In recent years, we at the Indiana Medical History Museum have worked to expand our focus beyond the science and technology, beyond the doctors and administrators who worked here, and beyond the architecture of this incredible historic laboratory facility. Through projects and programs, we have tried to draw more attention to the patients themselves and their experiences at the hospital.
Those other stories are so important, but something as or more important was frequently missing in our interpretation of the Old Pathology Building and Central State Hospital-- the patients. These are the people for whom the hospital existed and for whom many of the hospital's staff worked very hard to help throughout the hospital's long history. But they are also the people who suffered most from the negative consequences when things went wrong through lack of funding, lack of training for staff, lack of understanding of the nature and cause of mental diseases, the weight of stigma and isolation, the lack of empathy on the part of some staff, and too often neglect and abuse.

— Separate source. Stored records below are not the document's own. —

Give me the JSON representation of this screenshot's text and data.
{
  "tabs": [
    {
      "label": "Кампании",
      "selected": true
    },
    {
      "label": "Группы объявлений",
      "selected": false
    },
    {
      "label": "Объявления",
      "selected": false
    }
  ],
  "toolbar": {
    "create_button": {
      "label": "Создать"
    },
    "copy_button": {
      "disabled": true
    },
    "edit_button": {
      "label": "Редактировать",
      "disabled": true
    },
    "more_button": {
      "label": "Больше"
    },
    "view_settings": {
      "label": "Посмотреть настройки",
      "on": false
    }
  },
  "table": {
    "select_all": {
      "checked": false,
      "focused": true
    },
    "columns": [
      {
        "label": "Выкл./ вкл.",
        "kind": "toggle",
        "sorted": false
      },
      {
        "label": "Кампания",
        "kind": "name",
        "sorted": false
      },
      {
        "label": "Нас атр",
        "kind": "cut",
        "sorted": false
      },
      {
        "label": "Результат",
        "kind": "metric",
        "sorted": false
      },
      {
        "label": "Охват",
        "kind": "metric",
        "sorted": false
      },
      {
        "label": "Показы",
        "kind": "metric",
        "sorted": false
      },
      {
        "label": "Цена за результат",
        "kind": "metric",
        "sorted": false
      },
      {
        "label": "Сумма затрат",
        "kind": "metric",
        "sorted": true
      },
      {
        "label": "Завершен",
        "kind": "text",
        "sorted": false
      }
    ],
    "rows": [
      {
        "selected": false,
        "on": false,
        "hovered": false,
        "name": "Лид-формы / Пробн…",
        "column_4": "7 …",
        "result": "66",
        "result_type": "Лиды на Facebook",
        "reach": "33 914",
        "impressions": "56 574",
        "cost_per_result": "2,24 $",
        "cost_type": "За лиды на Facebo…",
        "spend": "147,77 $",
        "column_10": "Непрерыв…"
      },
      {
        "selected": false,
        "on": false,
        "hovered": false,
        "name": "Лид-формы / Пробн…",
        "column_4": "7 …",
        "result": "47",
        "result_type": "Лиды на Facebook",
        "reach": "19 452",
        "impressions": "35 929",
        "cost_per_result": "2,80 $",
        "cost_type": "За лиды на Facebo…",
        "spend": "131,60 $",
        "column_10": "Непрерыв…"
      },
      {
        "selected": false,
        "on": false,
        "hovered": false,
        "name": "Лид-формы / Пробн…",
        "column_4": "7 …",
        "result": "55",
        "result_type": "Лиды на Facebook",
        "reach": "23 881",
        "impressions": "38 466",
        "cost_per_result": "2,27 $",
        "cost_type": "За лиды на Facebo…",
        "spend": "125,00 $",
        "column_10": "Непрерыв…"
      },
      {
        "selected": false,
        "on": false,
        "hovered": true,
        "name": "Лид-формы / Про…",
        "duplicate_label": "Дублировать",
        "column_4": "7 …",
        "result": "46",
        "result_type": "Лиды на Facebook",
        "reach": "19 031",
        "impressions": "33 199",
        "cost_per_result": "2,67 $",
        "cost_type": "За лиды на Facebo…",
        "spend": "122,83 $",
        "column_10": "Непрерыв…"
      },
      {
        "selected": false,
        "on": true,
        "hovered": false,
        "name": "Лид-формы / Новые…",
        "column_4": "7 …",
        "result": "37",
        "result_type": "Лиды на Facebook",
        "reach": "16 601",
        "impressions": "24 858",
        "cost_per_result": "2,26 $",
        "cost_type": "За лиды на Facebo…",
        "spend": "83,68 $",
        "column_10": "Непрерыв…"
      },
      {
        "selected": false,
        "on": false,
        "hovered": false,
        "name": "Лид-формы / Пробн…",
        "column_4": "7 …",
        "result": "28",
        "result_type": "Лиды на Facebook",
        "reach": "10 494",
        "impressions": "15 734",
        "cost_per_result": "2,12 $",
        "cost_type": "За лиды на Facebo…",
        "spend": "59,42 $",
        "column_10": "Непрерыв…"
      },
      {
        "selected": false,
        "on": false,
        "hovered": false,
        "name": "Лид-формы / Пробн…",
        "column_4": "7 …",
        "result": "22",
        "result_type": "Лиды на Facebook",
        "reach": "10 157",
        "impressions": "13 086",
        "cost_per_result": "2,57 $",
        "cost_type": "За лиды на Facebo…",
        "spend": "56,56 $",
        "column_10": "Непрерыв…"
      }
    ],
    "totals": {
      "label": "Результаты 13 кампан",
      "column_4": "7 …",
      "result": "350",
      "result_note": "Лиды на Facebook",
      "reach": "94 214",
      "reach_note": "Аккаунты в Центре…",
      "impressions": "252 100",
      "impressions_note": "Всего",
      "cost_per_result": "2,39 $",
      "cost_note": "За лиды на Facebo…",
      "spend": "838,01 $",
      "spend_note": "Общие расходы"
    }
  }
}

There is certainly stigma attached to mental illness today, but in the past this sometimes ran much deeper in society. Patients at Central State Hospital and others like it across the country were frequently ostracized by their families and communities. They were sometimes mistreated. They were isolated here from their families and even to some extent from each other within the hospital's grounds. They were marginalized, ignored, and hidden away in life, with few willing to speak up for them and no real voice of their own. We want them to be remembered in death for who they were and not for their tumor, their lesions, their traumatic brain injury, or their congenital defect.